- Born: June 11, 1804 Reading, Pennsylvania
- Died: May 23, 1876 (aged 71) York, Pennsylvania
- Scientific career
- Fields: Entomology
- Workplaces: Religious minister (Kreutz Creek) Religious minister (York)

= Daniel Ziegler =

American entomologist (1804–1876)

Rev. Daniel Ziegler (June 11, 1804 Reading, Pennsylvania - May 23, 1876 York, Pennsylvania) was a minister in Kreutz Creek and York, Pennsylvania, and also an avid entomologist. He was a friend of Dr. Frederick Ernst Melsheimer (1782–1873), who like his father the Rev. Frederick Valentine Melsheimer (1749–1814), was also a keen entomologist. Their collections ended up in Harvard University's Museum of Comparative Zoology, and comprised 14,774 specimens from 5,302 different species.
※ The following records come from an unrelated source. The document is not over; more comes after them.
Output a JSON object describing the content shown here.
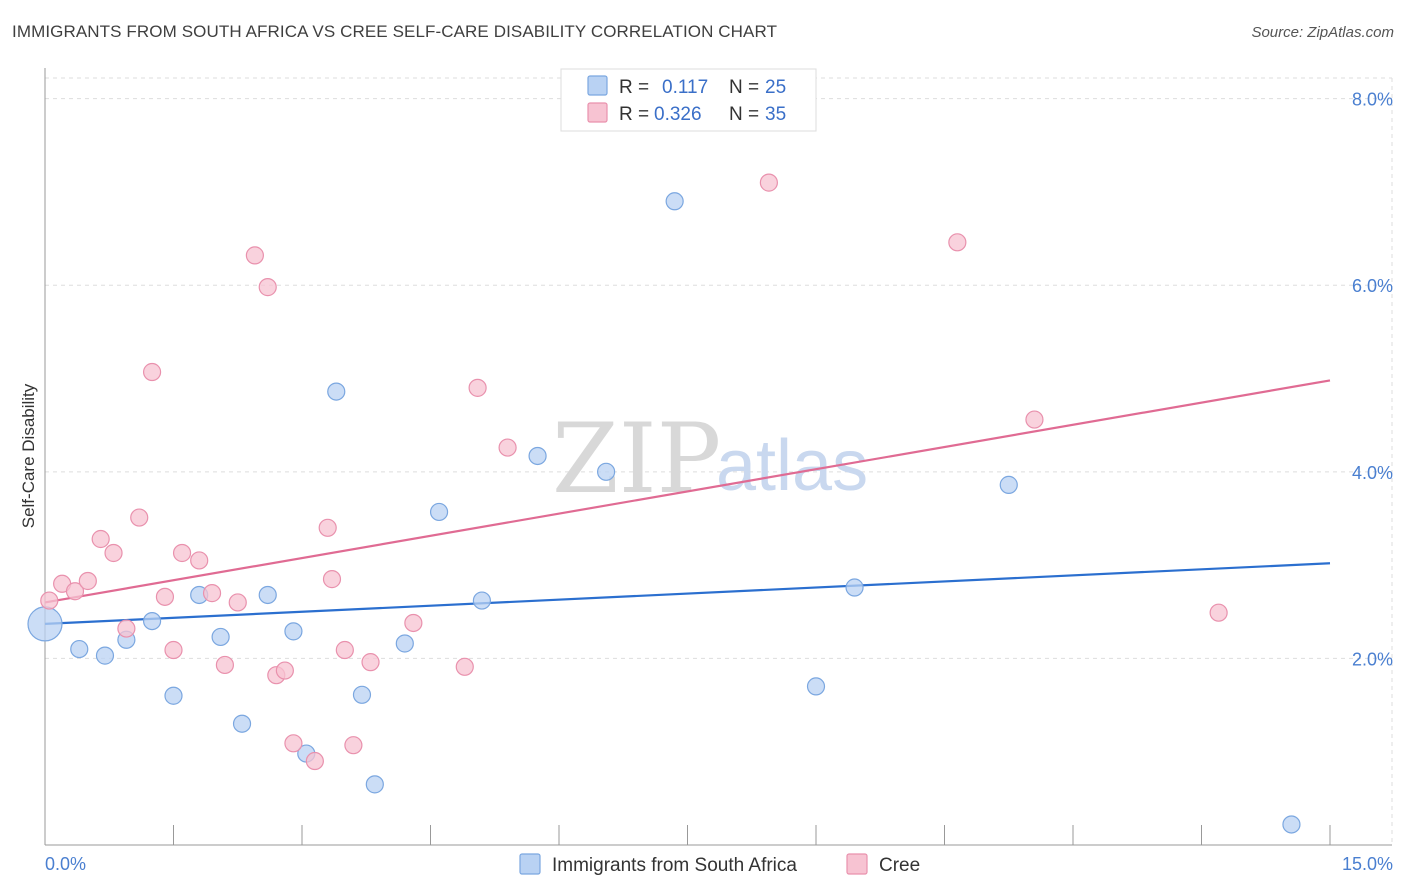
{
  "title": "IMMIGRANTS FROM SOUTH AFRICA VS CREE SELF-CARE DISABILITY CORRELATION CHART",
  "source": "Source: ZipAtlas.com",
  "watermark": {
    "zip": "ZIP",
    "atlas": "atlas"
  },
  "colors": {
    "blue_fill": "#b9d2f3",
    "blue_stroke": "#7ba7e0",
    "blue_line": "#2b6fcf",
    "pink_fill": "#f7c3d2",
    "pink_stroke": "#e991ad",
    "pink_line": "#e06b93",
    "grid": "#dddddd",
    "tick_text": "#4a7fd0"
  },
  "legend": {
    "blue": {
      "r_label": "R =",
      "r_value": "0.117",
      "n_label": "N =",
      "n_value": "25"
    },
    "pink": {
      "r_label": "R =",
      "r_value": "0.326",
      "n_label": "N =",
      "n_value": "35"
    }
  },
  "chart_data": {
    "type": "scatter",
    "xlabel": "",
    "ylabel": "Self-Care Disability",
    "xlim": [
      0,
      15
    ],
    "ylim": [
      0,
      8.2
    ],
    "y_ticks": [
      2,
      4,
      6,
      8
    ],
    "y_tick_labels": [
      "2.0%",
      "4.0%",
      "6.0%",
      "8.0%"
    ],
    "x_tick_labels": [
      "0.0%",
      "15.0%"
    ],
    "x_minor_ticks": [
      0,
      1.5,
      3,
      4.5,
      6,
      7.5,
      9,
      10.5,
      12,
      13.5,
      15
    ],
    "grid": true,
    "legend_position": "top-center",
    "series": [
      {
        "name": "Immigrants from South Africa",
        "color": "blue",
        "trend": {
          "x": [
            0,
            15
          ],
          "y": [
            2.37,
            3.02
          ]
        },
        "points": [
          {
            "x": 0.0,
            "y": 2.37,
            "big": true
          },
          {
            "x": 0.4,
            "y": 2.1
          },
          {
            "x": 0.7,
            "y": 2.03
          },
          {
            "x": 0.95,
            "y": 2.2
          },
          {
            "x": 1.25,
            "y": 2.4
          },
          {
            "x": 1.5,
            "y": 1.6
          },
          {
            "x": 1.8,
            "y": 2.68
          },
          {
            "x": 2.05,
            "y": 2.23
          },
          {
            "x": 2.3,
            "y": 1.3
          },
          {
            "x": 2.6,
            "y": 2.68
          },
          {
            "x": 2.9,
            "y": 2.29
          },
          {
            "x": 3.05,
            "y": 0.98
          },
          {
            "x": 3.4,
            "y": 4.86
          },
          {
            "x": 3.7,
            "y": 1.61
          },
          {
            "x": 3.85,
            "y": 0.65
          },
          {
            "x": 4.2,
            "y": 2.16
          },
          {
            "x": 4.6,
            "y": 3.57
          },
          {
            "x": 5.1,
            "y": 2.62
          },
          {
            "x": 5.75,
            "y": 4.17
          },
          {
            "x": 6.55,
            "y": 4.0
          },
          {
            "x": 7.35,
            "y": 6.9
          },
          {
            "x": 9.0,
            "y": 1.7
          },
          {
            "x": 9.45,
            "y": 2.76
          },
          {
            "x": 11.25,
            "y": 3.86
          },
          {
            "x": 14.55,
            "y": 0.22
          }
        ]
      },
      {
        "name": "Cree",
        "color": "pink",
        "trend": {
          "x": [
            0,
            15
          ],
          "y": [
            2.6,
            4.98
          ]
        },
        "points": [
          {
            "x": 0.05,
            "y": 2.62
          },
          {
            "x": 0.2,
            "y": 2.8
          },
          {
            "x": 0.35,
            "y": 2.72
          },
          {
            "x": 0.5,
            "y": 2.83
          },
          {
            "x": 0.65,
            "y": 3.28
          },
          {
            "x": 0.8,
            "y": 3.13
          },
          {
            "x": 0.95,
            "y": 2.32
          },
          {
            "x": 1.1,
            "y": 3.51
          },
          {
            "x": 1.25,
            "y": 5.07
          },
          {
            "x": 1.4,
            "y": 2.66
          },
          {
            "x": 1.5,
            "y": 2.09
          },
          {
            "x": 1.6,
            "y": 3.13
          },
          {
            "x": 1.8,
            "y": 3.05
          },
          {
            "x": 1.95,
            "y": 2.7
          },
          {
            "x": 2.1,
            "y": 1.93
          },
          {
            "x": 2.25,
            "y": 2.6
          },
          {
            "x": 2.45,
            "y": 6.32
          },
          {
            "x": 2.6,
            "y": 5.98
          },
          {
            "x": 2.7,
            "y": 1.82
          },
          {
            "x": 2.8,
            "y": 1.87
          },
          {
            "x": 2.9,
            "y": 1.09
          },
          {
            "x": 3.15,
            "y": 0.9
          },
          {
            "x": 3.3,
            "y": 3.4
          },
          {
            "x": 3.35,
            "y": 2.85
          },
          {
            "x": 3.5,
            "y": 2.09
          },
          {
            "x": 3.6,
            "y": 1.07
          },
          {
            "x": 3.8,
            "y": 1.96
          },
          {
            "x": 4.3,
            "y": 2.38
          },
          {
            "x": 4.9,
            "y": 1.91
          },
          {
            "x": 5.05,
            "y": 4.9
          },
          {
            "x": 5.4,
            "y": 4.26
          },
          {
            "x": 8.45,
            "y": 7.1
          },
          {
            "x": 10.65,
            "y": 6.46
          },
          {
            "x": 11.55,
            "y": 4.56
          },
          {
            "x": 13.7,
            "y": 2.49
          }
        ]
      }
    ]
  }
}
Ziegler studied at the University of Pennsylvania and, later, theology at the German Reformed Seminary in York. He was the minister for 37 years of Kraeutz-Creek Church near York as well as up to eight other churches. With his wife, Eve Eyster, he had 10 children, including son Dr. H. A. Ziegler.

It was during his time as minister at Kraeutz-Creek that he began studying entomology. He often accompanied his father on insect-collecting excursions, using the beat net method of collecting, uncommon in America at the time.

Rev. Ziegler's only entomological paper, a description of 36 new species of Coleoptera, was published for the assistance of Dr. Melsheimer, whose home was close to one of Rev. Ziegler's churches.

There was nothing whatever eventful in his life, and besides his few entomological contributions, he was nothing more than a plain, plodding, honest country parson.